Tips on Preparation of Case Packet

Preparing yourself for promotion

  • Start building your dossier early and update it regularly. Review the current call letter annually. Gather copies of your employment letter, departmental and/or divisional requirements, annual reviews, reviews of teaching, awards, etc. It is easier to exclude something you don’t need than to include something you don’t have.
  • Be aware of department and divisional expectations. They are used at all levels of review.
  • Keep your resume or CV current.
  • Examine your progress regularly—paying special attention to your evaluations. Are you on track? Are corrections necessary/desirable? Have you responded to your annual reviews?
  • Increase and maintain your visibility in your field and develop outside contacts. (These will be very helpful when it comes to getting strong outside evaluation letters).
  • Nurture your professional associations and work to establish a national/international reputation within your field. Seek positions of responsibility; participate in conference/workshop planning, Research Review boards, etc. Focus on your strengths, look for opportunity and don’t spread yourself too thin. Your reputation also is influenced by those you publish with.
  • Your teaching is important. While good teaching alone will not earn you promotion at MU, unacceptable teaching may very well impede, if not prevent it. Teaching is used in the broad sense here and includes advising and graduate student mentoring.
  • Seek mentoring both within and outside your professional area. Seek the advice of others and network with colleagues in your department, division, across campus and in your professional organization.

Preparing the materials

  • Be well organized.
  • Do not procrastinate.
  • Follow directions. Check the provost’s office call document annually for changes in instructions. Include everything asked for in guidelines in the format specified. Don’t make committees dig and try to provide their own interpretations.
  • Err in the direction of providing more information than is necessary. It’s easy to “miss” important contributions sometimes due to the way they are presented.

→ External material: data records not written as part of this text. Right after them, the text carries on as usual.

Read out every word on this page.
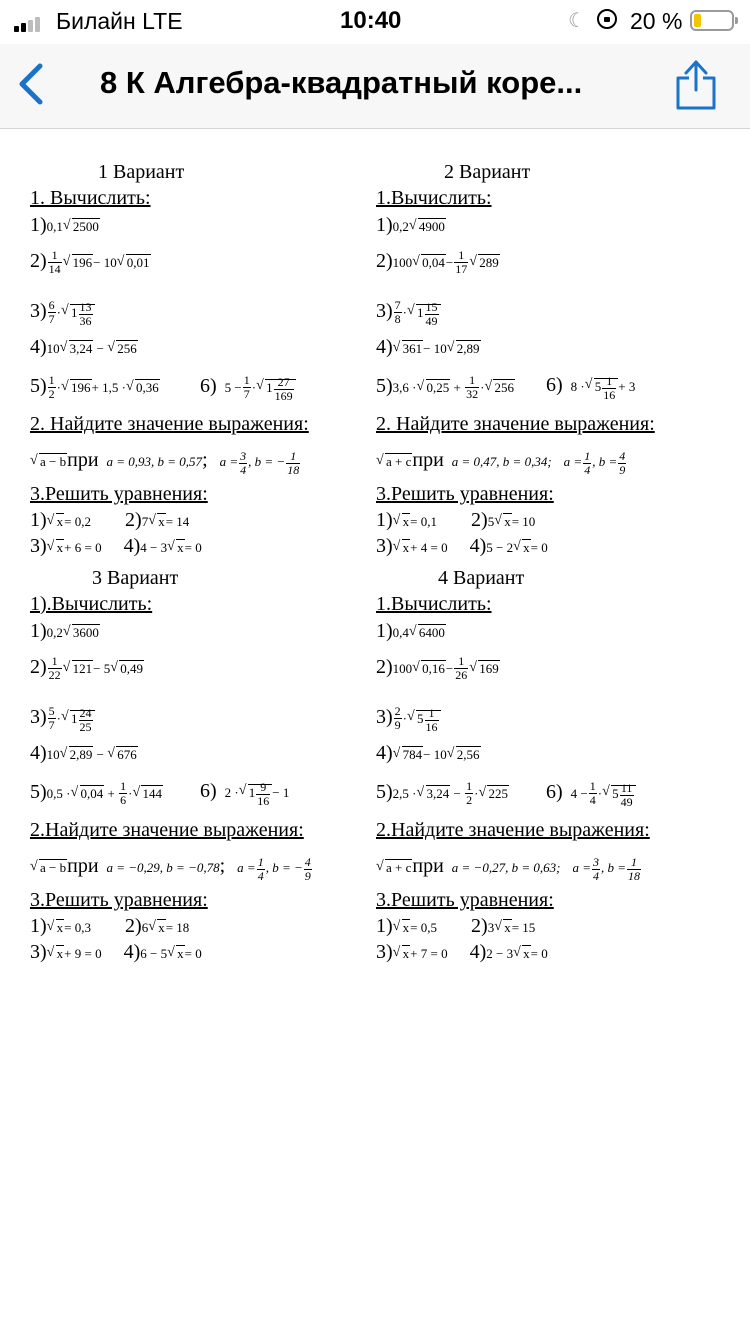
Билайн LTE	10:40	☾ 20 %
8 К Алгебра-квадратный коре...
1 Вариант
1. Вычислить:
1)0,1 √ 2500
$2) \frac{1}{14}$ √ 196− 10 √ 0,01
$3) \frac{6}{7}$ · √ $1 \frac{13}{36}$
4)10 √ 3,24 − √ 256
$5) \frac{1}{2}$ · √ 196+ 1,5 · √ 0,36 6) $5 - \frac{1}{7}$ · √ $1 \frac{27}{169}$
2. Найдите значение выражения:
√ a − bпри a = 0,93, b = 0,57; $a = \frac{3}{4}$ , b = − $\frac{1}{18}$
3.Решить уравнения:
1) √ x= 0,2 2)7 √ x= 14
3) √ x+ 6 = 0 4)4 − 3 √ x= 0
2 Вариант
1.Вычислить:
1)0,2 √ 4900
2)100 √ $0,04- \frac{1}{17}$ √ 289
$3) \frac{7}{8}$ · √ $1 \frac{15}{49}$
4) √ 361− 10 √ 2,89
5)3,6 · √ $0,25 + \frac{1}{32}$ · √ 256 6) 8 · √ $5 \frac{1}{16} + 3$
2. Найдите значение выражения:
√ a + cпри a = 0,47, b = 0,34; $a = \frac{1}{4}$ , $b = \frac{4}{9}$
3.Решить уравнения:
1) √ x= 0,1 2)5 √ x= 10
3) √ x+ 4 = 0 4)5 − 2 √ x= 0
3 Вариант
1).Вычислить:
1)0,2 √ 3600
$2) \frac{1}{22}$ √ 121− 5 √ 0,49
$3) \frac{5}{7}$ · √ $1 \frac{24}{25}$
4)10 √ 2,89 − √ 676
5)0,5 · √ $0,04 + \frac{1}{6}$ · √ 144 6) 2 · √ $1 \frac{9}{16} - 1$
2.Найдите значение выражения:
√ a − bпри a = −0,29, b = −0,78; $a = \frac{1}{4}$ , b = − $\frac{4}{9}$
3.Решить уравнения:
1) √ x= 0,3 2)6 √ x= 18
3) √ x+ 9 = 0 4)6 − 5 √ x= 0
4 Вариант
1.Вычислить:
1)0,4 √ 6400
2)100 √ $0,16- \frac{1}{26}$ √ 169
$3) \frac{2}{9}$ · √ $5 \frac{1}{16}$
4) √ 784− 10 √ 2,56
5)2,5 · √ $3,24 - \frac{1}{2}$ · √ 225 6) $4 - \frac{1}{4}$ · √ $5 \frac{11}{49}$
2.Найдите значение выражения:
√ a + cпри a = −0,27, b = 0,63; $a = \frac{3}{4}$ , $b = \frac{1}{18}$
3.Решить уравнения:
1) √ x= 0,5 2)3 √ x= 15
3) √ x+ 7 = 0 4)2 − 3 √ x= 0
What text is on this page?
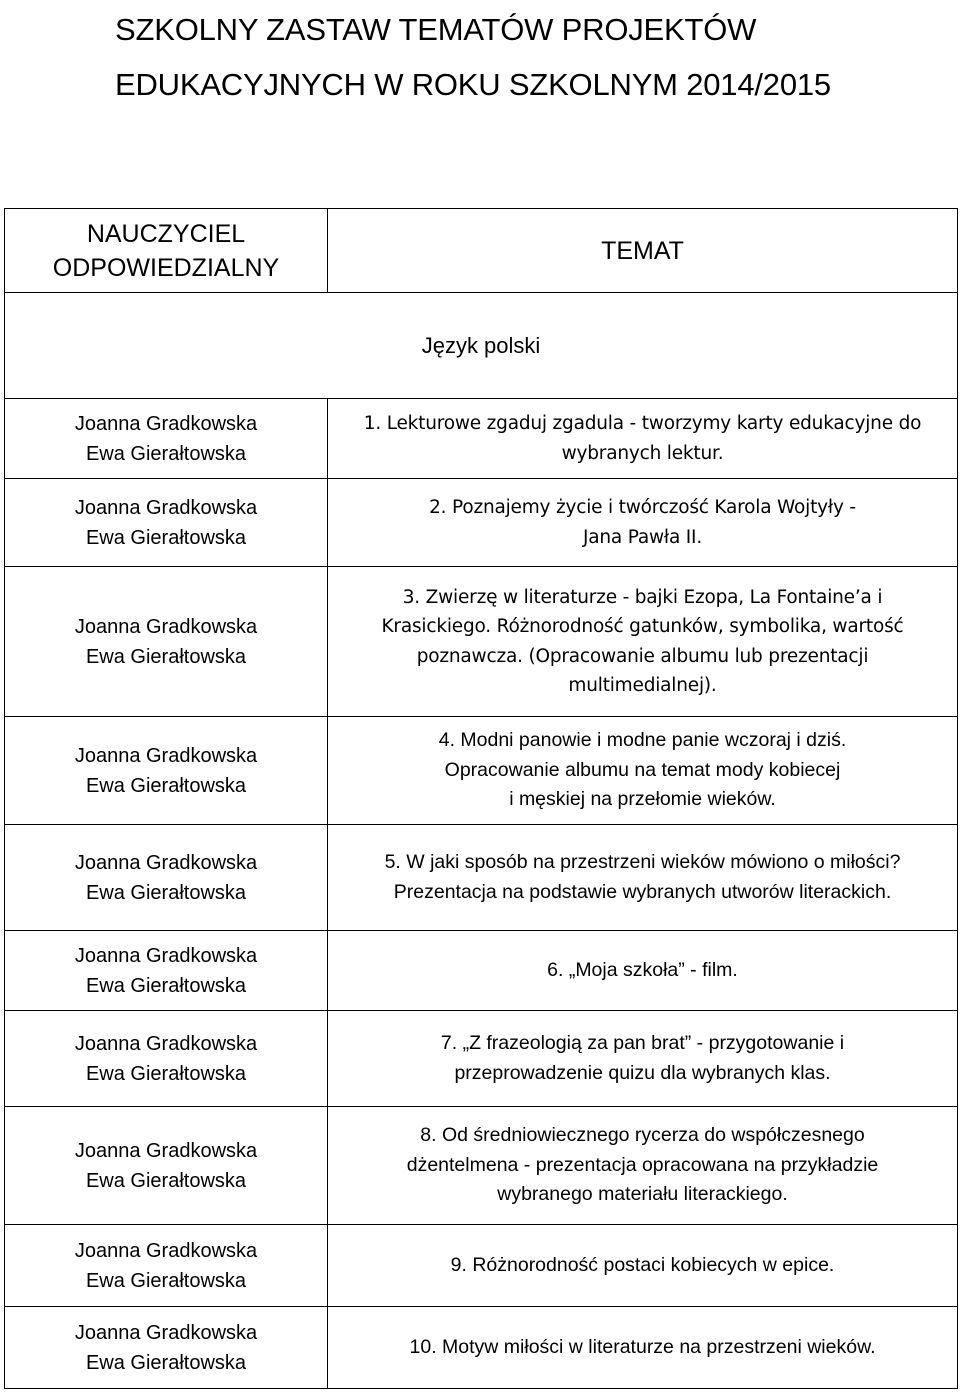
SZKOLNY ZASTAW TEMATÓW PROJEKTÓW
EDUKACYJNYCH W ROKU SZKOLNYM 2014/2015
NAUCZYCIEL
ODPOWIEDZIALNY	TEMAT
Język polski	

Joanna Gradkowska
Ewa Gierałtowska	1. Lekturowe zgaduj zgadula - tworzymy karty edukacyjne do
wybranych lektur.

Joanna Gradkowska
Ewa Gierałtowska	2. Poznajemy życie i twórczość Karola Wojtyły -
Jana Pawła II.

Joanna Gradkowska
Ewa Gierałtowska	3. Zwierzę w literaturze - bajki Ezopa, La Fontaine’a i
Krasickiego. Różnorodność gatunków, symbolika, wartość
poznawcza. (Opracowanie albumu lub prezentacji
multimedialnej).

Joanna Gradkowska
Ewa Gierałtowska	4. Modni panowie i modne panie wczoraj i dziś.
Opracowanie albumu na temat mody kobiecej
i męskiej na przełomie wieków.

Joanna Gradkowska
Ewa Gierałtowska	5. W jaki sposób na przestrzeni wieków mówiono o miłości?
Prezentacja na podstawie wybranych utworów literackich.

Joanna Gradkowska
Ewa Gierałtowska	6. „Moja szkoła” - film.

Joanna Gradkowska
Ewa Gierałtowska	7. „Z frazeologią za pan brat” - przygotowanie i
przeprowadzenie quizu dla wybranych klas.

Joanna Gradkowska
Ewa Gierałtowska	8. Od średniowiecznego rycerza do współczesnego
dżentelmena - prezentacja opracowana na przykładzie
wybranego materiału literackiego.

Joanna Gradkowska
Ewa Gierałtowska	9. Różnorodność postaci kobiecych w epice.

Joanna Gradkowska
Ewa Gierałtowska	10. Motyw miłości w literaturze na przestrzeni wieków.
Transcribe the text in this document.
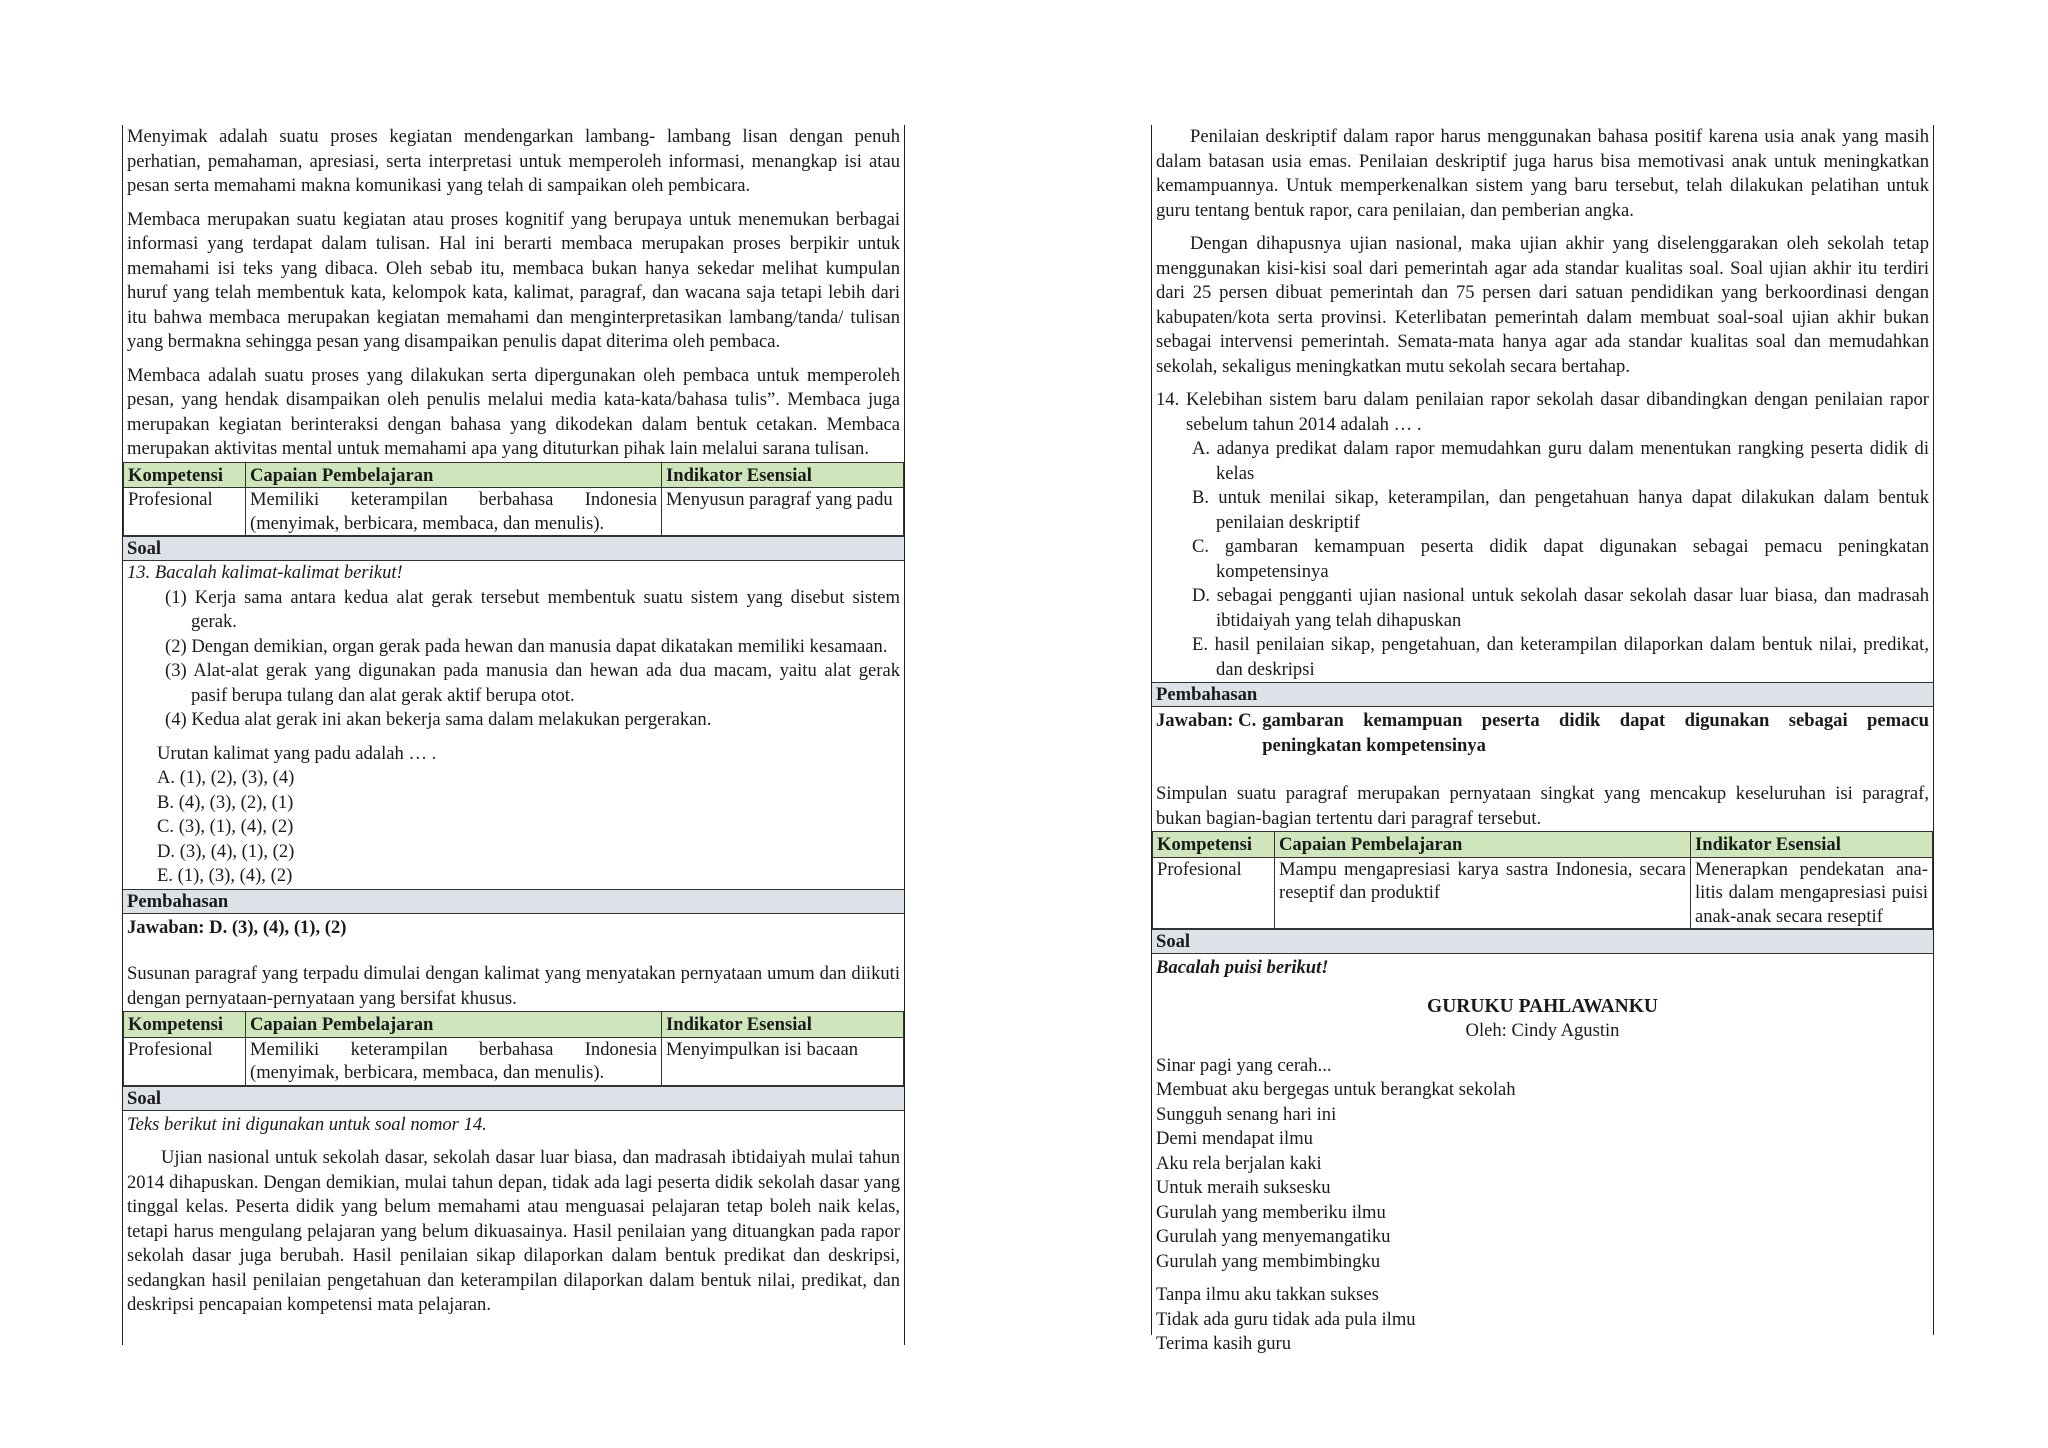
Menyimak adalah suatu proses kegiatan mendengarkan lambang- lambang lisan dengan penuh perhatian, pemahaman, apresiasi, serta interpretasi untuk memperoleh informasi, menangkap isi atau pesan serta memahami makna komunikasi yang telah di sampaikan oleh pembicara.

Membaca merupakan suatu kegiatan atau proses kognitif yang berupaya untuk menemukan berbagai informasi yang terdapat dalam tulisan. Hal ini berarti membaca merupakan proses berpikir untuk memahami isi teks yang dibaca. Oleh sebab itu, membaca bukan hanya sekedar melihat kumpulan huruf yang telah membentuk kata, kelompok kata, kalimat, paragraf, dan wacana saja tetapi lebih dari itu bahwa membaca merupakan kegiatan memahami dan menginterpretasikan lambang/tanda/ tulisan yang bermakna sehingga pesan yang disampaikan penulis dapat diterima oleh pembaca.

Membaca adalah suatu proses yang dilakukan serta dipergunakan oleh pembaca untuk memperoleh pesan, yang hendak disampaikan oleh penulis melalui media kata-kata/bahasa tulis”. Membaca juga merupakan kegiatan berinteraksi dengan bahasa yang dikodekan dalam bentuk cetakan. Membaca merupakan aktivitas mental untuk memahami apa yang dituturkan pihak lain melalui sarana tulisan.

Kompetensi	Capaian Pembelajaran	Indikator Esensial
Profesional	Memiliki keterampilan berbahasa Indonesia (menyimak, berbicara, membaca, dan menulis).	Menyusun paragraf yang padu
Soal
13. Bacalah kalimat-kalimat berikut!
(1) Kerja sama antara kedua alat gerak tersebut membentuk suatu sistem yang disebut sistem gerak.
(2) Dengan demikian, organ gerak pada hewan dan manusia dapat dikatakan memiliki kesamaan.
(3) Alat-alat gerak yang digunakan pada manusia dan hewan ada dua macam, yaitu alat gerak pasif berupa tulang dan alat gerak aktif berupa otot.
(4) Kedua alat gerak ini akan bekerja sama dalam melakukan pergerakan.
Urutan kalimat yang padu adalah … .
A. (1), (2), (3), (4)
B. (4), (3), (2), (1)
C. (3), (1), (4), (2)
D. (3), (4), (1), (2)
E. (1), (3), (4), (2)
Pembahasan
Jawaban: D. (3), (4), (1), (2)
Susunan paragraf yang terpadu dimulai dengan kalimat yang menyatakan pernyataan umum dan diikuti dengan pernyataan-pernyataan yang bersifat khusus.
Kompetensi	Capaian Pembelajaran	Indikator Esensial
Profesional	Memiliki keterampilan berbahasa Indonesia (menyimak, berbicara, membaca, dan menulis).	Menyimpulkan isi bacaan
Soal
Teks berikut ini digunakan untuk soal nomor 14.
Ujian nasional untuk sekolah dasar, sekolah dasar luar biasa, dan madrasah ibtidaiyah mulai tahun 2014 dihapuskan. Dengan demikian, mulai tahun depan, tidak ada lagi peserta didik sekolah dasar yang tinggal kelas. Peserta didik yang belum memahami atau menguasai pelajaran tetap boleh naik kelas, tetapi harus mengulang pelajaran yang belum dikuasainya. Hasil penilaian yang dituangkan pada rapor sekolah dasar juga berubah. Hasil penilaian sikap dilaporkan dalam bentuk predikat dan deskripsi, sedangkan hasil penilaian pengetahuan dan keterampilan dilaporkan dalam bentuk nilai, predikat, dan deskripsi pencapaian kompetensi mata pelajaran.

Penilaian deskriptif dalam rapor harus menggunakan bahasa positif karena usia anak yang masih dalam batasan usia emas. Penilaian deskriptif juga harus bisa memotivasi anak untuk meningkatkan kemampuannya. Untuk memperkenalkan sistem yang baru tersebut, telah dilakukan pelatihan untuk guru tentang bentuk rapor, cara penilaian, dan pemberian angka.

Dengan dihapusnya ujian nasional, maka ujian akhir yang diselenggarakan oleh sekolah tetap menggunakan kisi-kisi soal dari pemerintah agar ada standar kualitas soal. Soal ujian akhir itu terdiri dari 25 persen dibuat pemerintah dan 75 persen dari satuan pendidikan yang berkoordinasi dengan kabupaten/kota serta provinsi. Keterlibatan pemerintah dalam membuat soal-soal ujian akhir bukan sebagai intervensi pemerintah. Semata-mata hanya agar ada standar kualitas soal dan memudahkan sekolah, sekaligus meningkatkan mutu sekolah secara bertahap.

14. Kelebihan sistem baru dalam penilaian rapor sekolah dasar dibandingkan dengan penilaian rapor sebelum tahun 2014 adalah … .
A. adanya predikat dalam rapor memudahkan guru dalam menentukan rangking peserta didik di kelas
B. untuk menilai sikap, keterampilan, dan pengetahuan hanya dapat dilakukan dalam bentuk penilaian deskriptif
C. gambaran kemampuan peserta didik dapat digunakan sebagai pemacu peningkatan kompetensinya
D. sebagai pengganti ujian nasional untuk sekolah dasar sekolah dasar luar biasa, dan madrasah ibtidaiyah yang telah dihapuskan
E. hasil penilaian sikap, pengetahuan, dan keterampilan dilaporkan dalam bentuk nilai, predikat, dan deskripsi
Pembahasan
Jawaban: C. gambaran kemampuan peserta didik dapat digunakan sebagai pemacu peningkatan kompetensinya
Simpulan suatu paragraf merupakan pernyataan singkat yang mencakup keseluruhan isi paragraf, bukan bagian-bagian tertentu dari paragraf tersebut.
Kompetensi	Capaian Pembelajaran	Indikator Esensial
Profesional	Mampu mengapresiasi karya sastra Indonesia, secara reseptif dan produktif	Menerapkan pendekatan ana-litis dalam mengapresiasi puisi anak-anak secara reseptif
Soal
Bacalah puisi berikut!
GURUKU PAHLAWANKU
Oleh: Cindy Agustin
Sinar pagi yang cerah...
Membuat aku bergegas untuk berangkat sekolah
Sungguh senang hari ini
Demi mendapat ilmu
Aku rela berjalan kaki
Untuk meraih suksesku
Gurulah yang memberiku ilmu
Gurulah yang menyemangatiku
Gurulah yang membimbingku
Tanpa ilmu aku takkan sukses
Tidak ada guru tidak ada pula ilmu
Terima kasih guru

Discussing your work and accomplishments

  • Never assume your accomplishments are obvious to others.
  • Update significant new accomplishments and take time to elaborate the significance of accomplishments.
  • Provide detail to support your unique contributions.
  • Subdivide publications into types of works with separate headings (e.g., archival articles, book chapters, notes, letters, conference proceedings, etc.)
  • Know your strengths and make sure that they are emphasized in your vita and list all of them completely. Don’t leave anything out for people to infer. If your strengths are rather unusual in your field, your department may not even be aware of them or think of them as strengths unless you put them in your vita.
  • Provide as much context as needed for others to appreciate your contributions. For example, if getting a paper into a specific conference, or writing a “standard” is a major accomplishment, provide documentation so that committees can properly judge the worth.
  • Be accurate (do not exaggerate or mislead).
  • Don’t give short shrift to your work-in-progress and where it fits in your future research agenda. The committee wants to see evidence that you will continue to maintain high research productivity after promotion.
  • Emphasize professional service activities and awards that reflect your national and/or international reputation within your discipline.
  • Try to make sure your dossier manifests institutional service at all relevant levels: department, college, and campus.

Understanding the process

  • Remember that the final decision is not made at the department, college/school, dean or the campus committee levels. So, a “no” vote at one level does not mean the process is finished. If you feel you have a case, you should persevere.
  • Don’t quit on yourself. If you receive significant negative votes or recommendations at any level, ask why and seek a personal reconsideration to address the reasons provided. Focus only on the concerns raised. At the reconsideration distribute information supporting your position on these concerns. Even if the results remain negative following your reconsideration, add the materials presented to your dossier so they can be viewed at levels above.
  • Votes and recommendations at each level are considered independently and all are advisory to the chancellor who makes the ultimate decision.
  • Who we hire, who we promote, and who we retain determines who we are and the future of our academy.